— Ой, правда, правда! Его много год строил... зато красивый масчид вышла, — улыбается старик.
Он водит меня по двору, заводит в какой-то закоулок, через который по лесенке проходим во второй двор. На цветных плитах причудливый золотой орнамент из священных текстов.
— Из куран... Аллахын китаб[9], — почтительно поясняет перс.
Мы одни во дворе огромной мечети. Наши шаги гулко звучат. Тишина и одиночество успокаивают меня.
Вспоминаю свои недавние страхи, и мне даже хочется поиздеваться над собой: «Дамская болезнь... нервы!»
Такое укромное и тихое место в моем положении может очень и очень пригодиться. Провожаемый стариком, выхожу из ворот мечети, но уже не с той стороны, откуда вошел, а из боковой дверцы сада. Попадаю в незнакомую, пыльную, обсаженную акациями улицу, по которой с шумом тянутся с базара арбы и тачанки. Надо думать о ночлеге. Но где и как? Куда мне идти? К Остапенко, на Базарную, к Саше — нельзя. В гостиницу — рискованно: хотя все документы у меня в исправности, можно попасть в облаву.
Иду вверх по улице. Две растрепанные женщины перегоняют меня. Они о чем-то спорят хриплыми, рассерженными голосами. Одна из них останавливается и, яростно толкая другую в грудь, начинает поносить ее. называя последними словами. Вторая отбивается от нее.
— Это ты такая, а я другая, честная. Молчала бы, ребят куча, муж при доме, а сама чего делаешь?
Обе дрожат от злости. Вдали маячат арбы. Зажигают огни. Улица почти безлюдна.
Останавливаюсь возле ссорящихся и строго говорю:
— Чего не поделили, чего шумите?
— Таких вот, как ты, не поделили, — отвечает первая и продолжает в тихом бешенстве: — Запомни, запомни, Нюрка, я уж тебе отплачу...
— Не забуду, а ты не пужай... не маленькая... — сузив глаза, кричит ей вслед вторая.
— Что это у вас такое? Чего она налетела? — участливо спрашиваю я, идя рядом с женщиной.
Скосив глаза, она быстро оглядывает меня и, чуть улыбнувшись, говорит:
— Дура она, скаженная! Мало ей мужа законного, так она еще на чужих парней зарится.

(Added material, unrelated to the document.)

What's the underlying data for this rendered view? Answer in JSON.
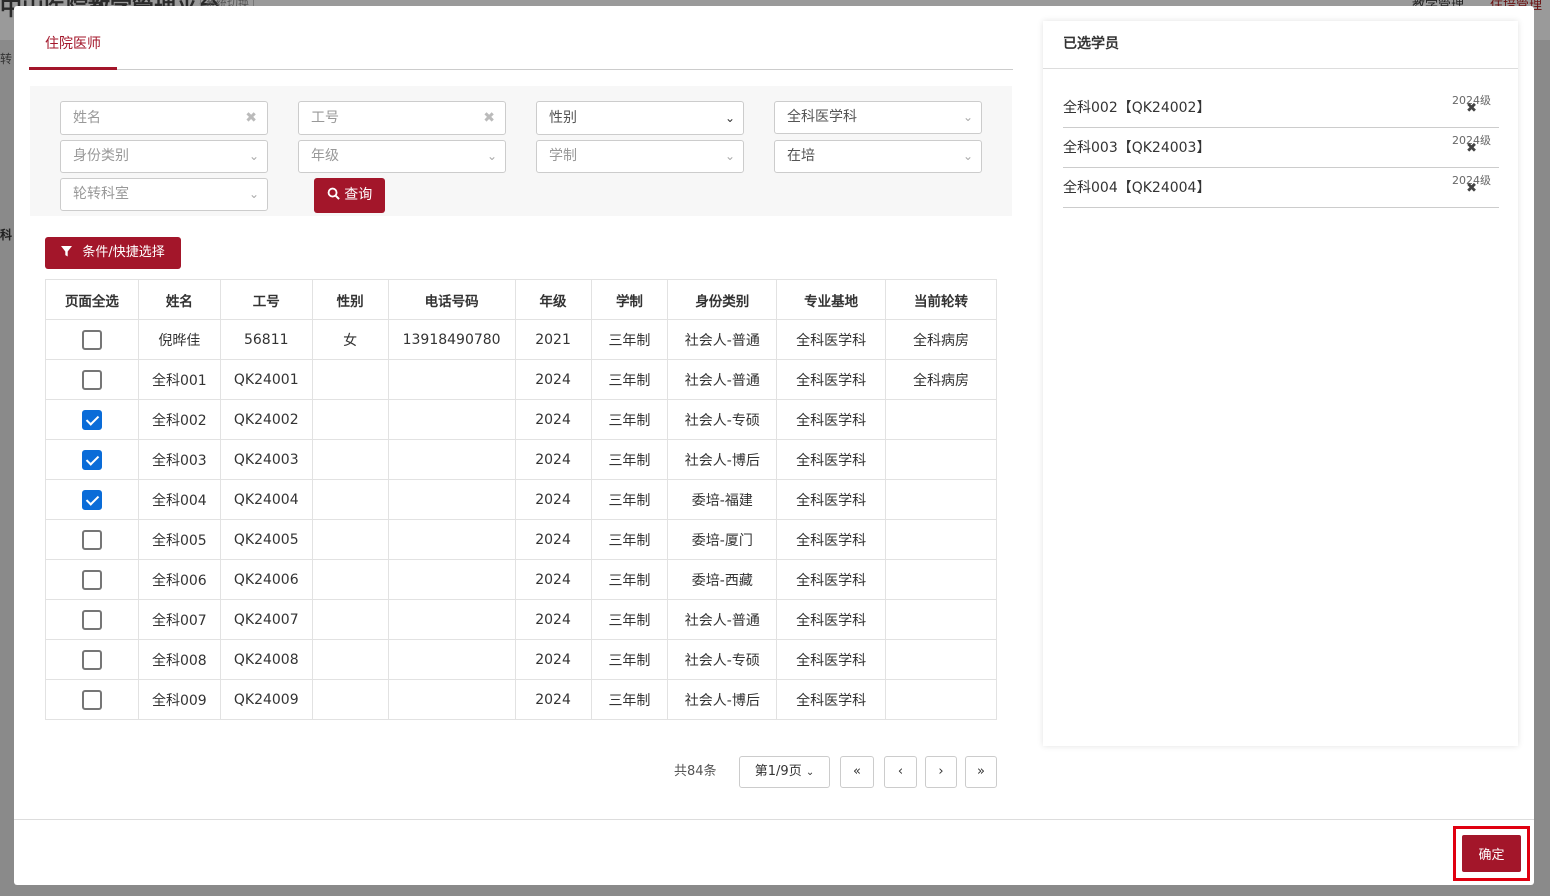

— Ну разве такая сможет быть вашей соперницей? Куда ей, никогда не поверю. Вы и она — все равно как курица и пава.
Женщина горделиво улыбается, еще раз, уже не без задора, смотрит на меня и, растягивая слова, говорит:
— На-смеш-ни-ки. Па-ва... Какая я па-ва? — с удовольствием повторяет она.
Мы идем рядом.
Эту ночь я крепко сплю в Молоканской слободке, в низенькой комнате Нюры Фоминой.
Часов около десяти выхожу на улицу. По сторонам бредут солдаты. Слободка остается позади. Сон и покой вернули мне самообладание.
В четверть шестого на железном мосту встречаюсь с Григорием Ивановичем.
— Иди за мной швидчее, только не рядом.
Пропускаю его вперед и иду «швидчее».
Покружив по улицам, Остапенко выходит к слободке, в которой я сегодня ночевал. Оглянувшись, он входит в небольшую хатенку. Следую за ним. В комнате два казака в погонах, с кинжалами на поясах. За столом, с винтовкой в руке, вахмистр государственной стражи. У окна женщина, с любопытством глядящая на меня.
— Вот он! — говорит Остапенко, кивая на меня.
Казаки встают.
Не зная, что и подумать, вопросительно гляжу на него.
— Здравствуйте, товарищ, — мягко улыбаясь, говорит один из казаков.
— Чего молчишь? — хохочет, подмигивая мне, Остапенко. — Думаешь, завалился? Подкузьмил тебя Григорий Иванович?.. — И, хлопая меня по плечу, продолжает: — Свои это, комитетские. Они с нами поедут в Грозный... на линейке, через станицы, по всей Сунже прокатимся. Понял? Поездом, брат, небезопасно.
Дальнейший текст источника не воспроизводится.